Originally leaked to the public in the past under the name Project Natal, Microsoft has officially unveiled their new motion-controlled entertainment device with a new moniker: the Kinect. The unveiling took place at the E3 2010 conference in Los Angeles at the beginning of this week. Let's take a closer look at this new way to interface with video games.
The Kinect is said to add a more interactive gaming experience for users without the need for a remote control, and can be seen as sort of a competitor to the Nintendo Wii gaming console. To experience the interactivity that the Kinect has to offer in the realm of gaming and entertainment, it must be paired with the Xbox 360.
At the heart of the Kinect is a camera that is used to capture user movements and is also capable of facial recognition. An integrated microphone is added to give the Kinect voice recognition capabilities as well. The use of these technologies give the Kinect the ability to provide some non-traditional entertainment, and some samples of what the device will offer to its users were presented at the product's unveiling.
First up, and of most interest to the majority, are the gaming features. A Star Wars game was presented where you have to dodge attackers by actually moving your body, as well as partake in hand to hand combat. Dance Central, a title offered by MTV, is one that gets its participants to perform various dance moves. Obviously, the motion-controlled technology of the Kinect is ideal for such games where body movement is key.
A yoga game was presented, which used infrared detection to accurately detect player executions of various poses and stretches. Some athletic games were shown, such as soccer, volleyball, river rafting, and more. Not only do these type of games attract those looking for fun, but immersing the player with actual movements can also help promote fitness to a degree, making the Kinect an attractive gift for some parents to give to their children.
The motion-controlled technology also presents some other advantages beyond gaming. For instance, one can cycle through the Kinect's user interface from the comfort of their couch by making simple hand gestures. Among the features one can expect to see which would require navigating the Kinect's interface are services such as Netflix, Zune, as well as popular social networking sites like Facebook and Twitter. As an added bonus, users can also expect to enjoy Video Chat, a feature of the Kinect that uses its integrated camera and microphone to allow for interaction with others via the device.

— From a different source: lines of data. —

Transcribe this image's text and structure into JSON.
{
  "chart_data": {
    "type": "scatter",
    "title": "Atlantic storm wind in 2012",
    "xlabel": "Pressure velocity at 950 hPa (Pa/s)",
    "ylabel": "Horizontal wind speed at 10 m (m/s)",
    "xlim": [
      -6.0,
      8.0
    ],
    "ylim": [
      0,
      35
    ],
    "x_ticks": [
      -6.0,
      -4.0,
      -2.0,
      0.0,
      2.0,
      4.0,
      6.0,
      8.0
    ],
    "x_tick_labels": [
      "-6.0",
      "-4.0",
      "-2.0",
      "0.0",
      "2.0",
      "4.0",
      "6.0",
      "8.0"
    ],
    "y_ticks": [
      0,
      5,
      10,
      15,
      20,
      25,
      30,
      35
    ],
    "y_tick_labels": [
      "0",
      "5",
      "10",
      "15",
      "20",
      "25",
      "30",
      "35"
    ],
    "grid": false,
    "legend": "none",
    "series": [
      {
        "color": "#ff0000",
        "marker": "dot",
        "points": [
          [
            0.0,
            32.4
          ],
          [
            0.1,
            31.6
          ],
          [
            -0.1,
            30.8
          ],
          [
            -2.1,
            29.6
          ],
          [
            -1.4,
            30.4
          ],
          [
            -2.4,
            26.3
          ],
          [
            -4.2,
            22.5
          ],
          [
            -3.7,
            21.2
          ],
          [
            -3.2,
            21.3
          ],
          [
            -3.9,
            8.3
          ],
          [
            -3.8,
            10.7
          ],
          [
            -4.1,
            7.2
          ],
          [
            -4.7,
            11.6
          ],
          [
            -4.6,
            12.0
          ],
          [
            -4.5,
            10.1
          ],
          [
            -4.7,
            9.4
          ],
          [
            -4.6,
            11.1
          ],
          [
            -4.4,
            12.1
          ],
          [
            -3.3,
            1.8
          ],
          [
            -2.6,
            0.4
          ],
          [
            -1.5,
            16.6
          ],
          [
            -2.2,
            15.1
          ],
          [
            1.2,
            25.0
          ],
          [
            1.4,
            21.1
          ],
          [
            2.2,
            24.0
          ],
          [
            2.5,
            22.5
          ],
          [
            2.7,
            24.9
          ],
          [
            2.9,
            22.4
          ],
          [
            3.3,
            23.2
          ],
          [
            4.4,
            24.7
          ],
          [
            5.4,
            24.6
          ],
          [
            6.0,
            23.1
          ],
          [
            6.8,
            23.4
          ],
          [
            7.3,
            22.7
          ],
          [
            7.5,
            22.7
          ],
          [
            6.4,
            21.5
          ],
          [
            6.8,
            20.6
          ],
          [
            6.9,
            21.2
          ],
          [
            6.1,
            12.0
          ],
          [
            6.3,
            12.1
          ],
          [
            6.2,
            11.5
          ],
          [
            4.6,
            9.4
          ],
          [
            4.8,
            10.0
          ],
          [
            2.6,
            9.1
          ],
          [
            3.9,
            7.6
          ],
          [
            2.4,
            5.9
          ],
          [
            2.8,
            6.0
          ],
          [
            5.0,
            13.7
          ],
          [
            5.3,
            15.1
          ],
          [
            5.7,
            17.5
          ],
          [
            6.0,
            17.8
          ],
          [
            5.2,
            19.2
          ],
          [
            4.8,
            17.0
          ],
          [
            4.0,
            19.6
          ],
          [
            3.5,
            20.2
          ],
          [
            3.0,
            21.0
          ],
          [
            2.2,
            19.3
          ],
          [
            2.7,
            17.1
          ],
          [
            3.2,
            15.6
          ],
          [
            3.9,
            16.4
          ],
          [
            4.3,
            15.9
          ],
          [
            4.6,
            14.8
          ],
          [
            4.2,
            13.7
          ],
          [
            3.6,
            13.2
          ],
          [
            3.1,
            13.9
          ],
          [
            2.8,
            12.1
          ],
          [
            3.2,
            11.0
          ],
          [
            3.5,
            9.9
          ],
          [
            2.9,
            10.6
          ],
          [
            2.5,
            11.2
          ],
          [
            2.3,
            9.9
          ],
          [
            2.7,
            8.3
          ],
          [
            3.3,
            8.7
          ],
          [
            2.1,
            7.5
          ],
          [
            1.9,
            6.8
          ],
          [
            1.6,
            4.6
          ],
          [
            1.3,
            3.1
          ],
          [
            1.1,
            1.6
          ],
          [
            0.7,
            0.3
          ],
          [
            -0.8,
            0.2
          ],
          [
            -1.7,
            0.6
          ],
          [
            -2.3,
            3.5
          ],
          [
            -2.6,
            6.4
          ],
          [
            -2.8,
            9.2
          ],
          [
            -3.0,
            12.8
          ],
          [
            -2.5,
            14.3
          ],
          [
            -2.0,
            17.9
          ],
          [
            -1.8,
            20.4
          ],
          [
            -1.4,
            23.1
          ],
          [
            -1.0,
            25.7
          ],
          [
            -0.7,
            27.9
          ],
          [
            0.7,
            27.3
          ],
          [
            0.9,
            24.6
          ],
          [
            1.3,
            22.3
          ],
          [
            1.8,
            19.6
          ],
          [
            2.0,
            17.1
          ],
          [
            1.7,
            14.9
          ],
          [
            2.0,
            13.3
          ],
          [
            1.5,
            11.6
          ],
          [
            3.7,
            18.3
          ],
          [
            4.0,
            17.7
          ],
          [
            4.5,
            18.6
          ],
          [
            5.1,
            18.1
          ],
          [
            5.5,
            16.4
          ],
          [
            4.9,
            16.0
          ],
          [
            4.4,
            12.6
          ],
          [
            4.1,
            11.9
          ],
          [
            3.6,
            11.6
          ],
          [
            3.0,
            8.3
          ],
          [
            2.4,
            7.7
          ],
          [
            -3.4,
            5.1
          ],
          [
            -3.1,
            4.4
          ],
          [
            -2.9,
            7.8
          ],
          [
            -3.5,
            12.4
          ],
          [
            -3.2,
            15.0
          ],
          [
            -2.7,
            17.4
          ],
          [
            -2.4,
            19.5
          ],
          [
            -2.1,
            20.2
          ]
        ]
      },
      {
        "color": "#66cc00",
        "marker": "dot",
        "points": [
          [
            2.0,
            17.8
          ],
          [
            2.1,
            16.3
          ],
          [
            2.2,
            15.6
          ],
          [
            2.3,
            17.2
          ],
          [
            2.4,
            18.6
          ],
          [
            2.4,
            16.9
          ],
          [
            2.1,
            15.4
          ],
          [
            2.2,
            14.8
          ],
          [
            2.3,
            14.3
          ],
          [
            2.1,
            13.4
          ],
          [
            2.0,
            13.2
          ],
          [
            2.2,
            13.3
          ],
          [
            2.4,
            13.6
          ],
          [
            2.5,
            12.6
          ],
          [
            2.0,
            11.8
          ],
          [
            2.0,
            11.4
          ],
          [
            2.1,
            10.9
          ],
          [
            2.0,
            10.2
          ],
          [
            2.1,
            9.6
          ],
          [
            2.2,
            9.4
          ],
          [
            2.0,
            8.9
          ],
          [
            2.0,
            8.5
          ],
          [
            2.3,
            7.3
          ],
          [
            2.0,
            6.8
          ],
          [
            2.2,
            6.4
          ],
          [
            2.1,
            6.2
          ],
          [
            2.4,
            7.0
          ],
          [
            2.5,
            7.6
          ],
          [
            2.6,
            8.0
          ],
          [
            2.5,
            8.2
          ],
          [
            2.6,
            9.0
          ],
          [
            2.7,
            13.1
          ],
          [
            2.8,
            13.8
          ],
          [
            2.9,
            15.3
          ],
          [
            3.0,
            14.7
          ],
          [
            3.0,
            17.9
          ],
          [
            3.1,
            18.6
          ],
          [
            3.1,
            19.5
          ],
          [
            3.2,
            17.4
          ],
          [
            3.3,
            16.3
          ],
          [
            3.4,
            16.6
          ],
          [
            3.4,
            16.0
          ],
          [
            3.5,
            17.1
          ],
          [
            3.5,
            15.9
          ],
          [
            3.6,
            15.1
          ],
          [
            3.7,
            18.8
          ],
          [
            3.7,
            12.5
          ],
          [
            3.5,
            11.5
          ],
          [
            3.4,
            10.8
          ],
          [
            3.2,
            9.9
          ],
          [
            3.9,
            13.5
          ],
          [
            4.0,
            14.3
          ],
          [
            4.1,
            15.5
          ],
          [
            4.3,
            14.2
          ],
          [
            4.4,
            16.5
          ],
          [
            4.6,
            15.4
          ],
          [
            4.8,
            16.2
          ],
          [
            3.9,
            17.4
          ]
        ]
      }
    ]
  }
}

Those who want to get their hands on the Kinect will have to wait a while, as it is planned to hit shelves on November 4, right before the holiday season. As for pricing, expect the device to cost around $150, and some have it listed at approximately $300 when bundled with an Xbox 360 Arcade, and $400 when bundled with the Xbox 360 Elite. Although it remains to be seen how successful the Kinect will be versus other competitors such as the Wii, the pre-holiday release date should boost its appeal, as should the newly-announced release of the Xbox 360 Slim with its own improvements.